Era il 23 marzo 1944 quando un gruppo di uomini  e donne della resistenza romana misero a segno l’attentato di via Rasella. Fu un attacco durissimo, che colpì un reparto delle forze di occupazione tedesca e causò 33 vittime tedesche. La rappresaglia tedesca per quell’attacco fu durissima: l’eccidio delle Fosse Ardeatine, con l’uccisione di 335 prigionieri italiani. Tra quei giovani che organizzarono l’attentato, c’era anche Carla Capponi, una giovane donna che lottò all’interno del movimento partigiano per poter stare in prima linea.

Non è vero che le donne non imbracciarono le armi, che durante le Resistenza ebbero solo ruoli secondari o che aiutarono nelle incombenze quotidiane. Ci sono state donne combattenti e Carla Capponi fu una di queste.
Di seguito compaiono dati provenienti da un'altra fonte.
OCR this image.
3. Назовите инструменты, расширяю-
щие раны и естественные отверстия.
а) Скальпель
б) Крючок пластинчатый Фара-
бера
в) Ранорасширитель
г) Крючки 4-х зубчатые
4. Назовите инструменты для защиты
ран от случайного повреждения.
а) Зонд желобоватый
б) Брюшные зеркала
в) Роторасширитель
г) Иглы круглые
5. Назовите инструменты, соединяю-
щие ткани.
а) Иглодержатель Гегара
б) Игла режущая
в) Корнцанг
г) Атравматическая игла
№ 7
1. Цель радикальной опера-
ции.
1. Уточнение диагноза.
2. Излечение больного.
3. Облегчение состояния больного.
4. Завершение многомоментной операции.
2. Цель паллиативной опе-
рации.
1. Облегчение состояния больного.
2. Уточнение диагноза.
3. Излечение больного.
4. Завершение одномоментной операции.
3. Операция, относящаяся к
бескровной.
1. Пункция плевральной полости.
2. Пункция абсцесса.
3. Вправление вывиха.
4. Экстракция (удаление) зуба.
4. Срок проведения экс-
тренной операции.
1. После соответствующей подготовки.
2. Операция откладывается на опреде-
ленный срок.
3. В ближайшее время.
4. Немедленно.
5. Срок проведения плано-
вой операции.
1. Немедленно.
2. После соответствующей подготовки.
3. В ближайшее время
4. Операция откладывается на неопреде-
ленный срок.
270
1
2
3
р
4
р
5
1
Nata nel 1918 da una famiglia borghese, ebbe un’infanzia agiata. Studiava giurisprudenza quando iniziò la guerra, ma fu costretta a interrompere gli studi. Nel 1943 decide di impegnarsi attivamente contro i tedeschi, che ormai avevano occupato la capitale. Entrò a far parte della Resistenza romana, mettendosi a disposizione e facendo quello che le veniva chiesto di fare. Ma le armi, quelle le donne non potevano averle, erano le regole dei GAP, i Gruppi di Azione Patriottica.

Carla Capponi non accettò che le donne dovessero svolgere solo funzioni di appoggio, voleva stare in prima linea. Decise di dimostrare sul campo che poteva farcela:  rubò una pistola a un fascista su un autobus affollato e mostrò il suo coraggio ai compagni. Da quel momento prenderà parte a diverse azioni operative, con azioni dove c’è l’uso di armi, aprendo la strada anche ad altre donne.
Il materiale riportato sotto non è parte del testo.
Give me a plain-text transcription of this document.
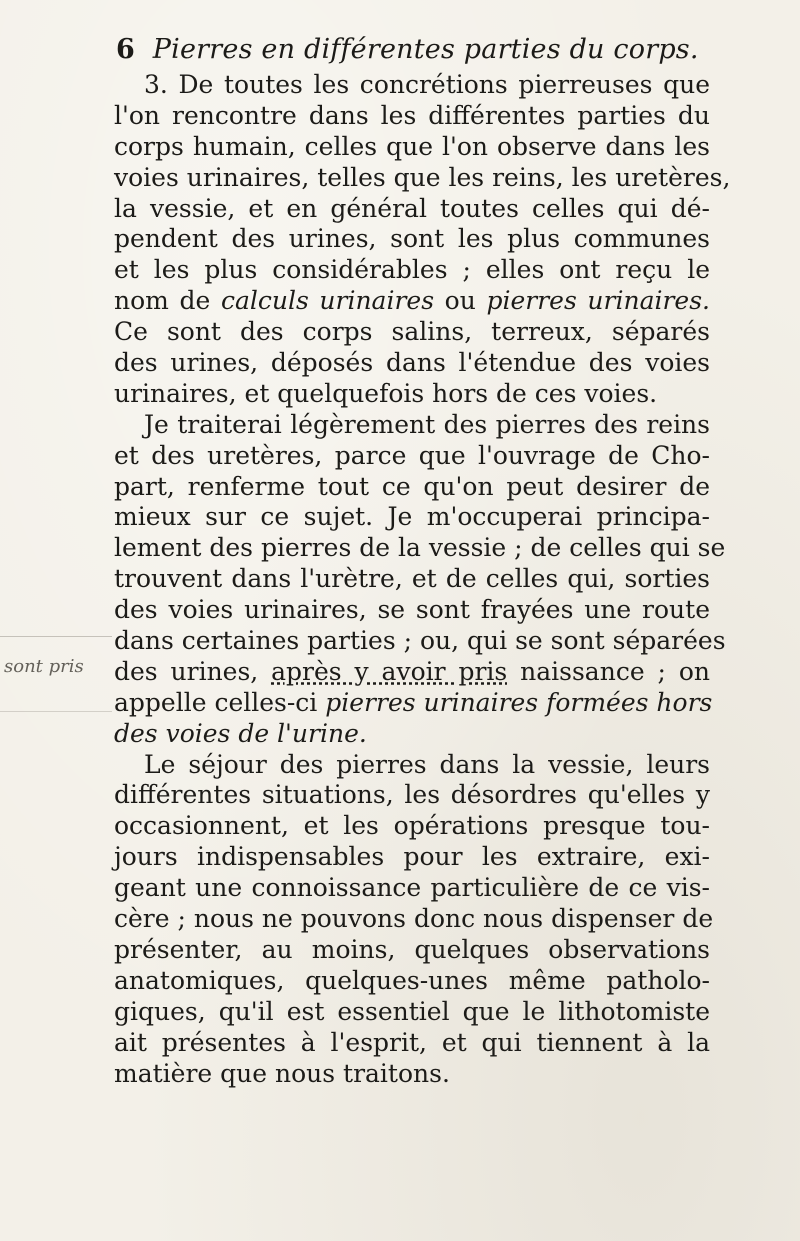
6 Pierres en différentes parties du corps.
sont pris
3. De toutes les concrétions pierreuses que
l'on rencontre dans les différentes parties du
corps humain, celles que l'on observe dans les
voies urinaires, telles que les reins, les uretères,
la vessie, et en général toutes celles qui dé-
pendent des urines, sont les plus communes
et les plus considérables ; elles ont reçu le
nom de calculs urinaires ou pierres urinaires.
Ce sont des corps salins, terreux, séparés
des urines, déposés dans l'étendue des voies
urinaires, et quelquefois hors de ces voies.
Je traiterai légèrement des pierres des reins
et des uretères, parce que l'ouvrage de Cho-
part, renferme tout ce qu'on peut desirer de
mieux sur ce sujet. Je m'occuperai principa-
lement des pierres de la vessie ; de celles qui se
trouvent dans l'urètre, et de celles qui, sorties
des voies urinaires, se sont frayées une route
dans certaines parties ; ou, qui se sont séparées
des urines, après y avoir pris naissance ; on
appelle celles-ci pierres urinaires formées hors
des voies de l'urine.
Le séjour des pierres dans la vessie, leurs
différentes situations, les désordres qu'elles y
occasionnent, et les opérations presque tou-
jours indispensables pour les extraire, exi-
geant une connoissance particulière de ce vis-
cère ; nous ne pouvons donc nous dispenser de
présenter, au moins, quelques observations
anatomiques, quelques-unes même patholo-
giques, qu'il est essentiel que le lithotomiste
ait présentes à l'esprit, et qui tiennent à la
matière que nous traitons.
Carla CapponiPoi ci sarà l’attentato di via Rasella, di cui Carla Capponi parla nel suo libro di memorie uscito poco prima della sua morte nel 2000: Con cuore di donnaCi vollero anni prima che decidesse di raccontare la sua vita e la sua storia di partigiana, forse perché a volte le storie hanno bisogno di sedimentare per poter essere comprese. Al termine della guerra Carla era vicecomandante dell’unità partigiana operante a Valmontone con il ruolo di capitano.

Il suo coraggio sarà riconosciuto con l’attribuzione della Medaglia d’oro al Valor Militare per la sua lotta contro il fascismo e il nazismo. Ma non si fermerà qui. Nel 1953 viene eletta deputato nelle file del PCI e porta avanti la sua carriera politica, sempre con grande attenzione per la promozione del ruolo delle donne nella società.

Sono state solo 19 le donne che hanno ottenuto il riconoscimento della Medaglia d’oro alla fine della guerra. Il modo migliore per ricordare Carla Capponi è riportare le motivazioni che stanno dietro l’attribuzione della decorazione:

«Partigiana volontaria ascriveva a sé l’onore delle più eroiche imprese nella caccia senza quartiere che il suo gruppo d’avanguardia dava al nemico annidato nella cerchia dell’abitato della città di Roma. Con le armi in pugno, prima fra le prime, partecipava a decine di azioni distinguendosi in modo superbo per la fredda decisione contro l’avversario e per spirito di sacrificio verso i compagni in pericolo. Nominata vice comandante di una formazione partigiana guidava audacemente i compagni nella lotta cruenta, sgominando ovunque il nemico e destando attonito stupore nel popolo ammirato da tanto ardimento. Ammalatasi di grave morbo contratto nella dura vita partigiana, non volle desistere nella sua azione fino a fondo impegnata per il riscatto delle concusse libertà. Mirabile esempio di civili e militari virtù del tutto degna delle tradizioni di eroismo femminile del Risorgimento italiano.»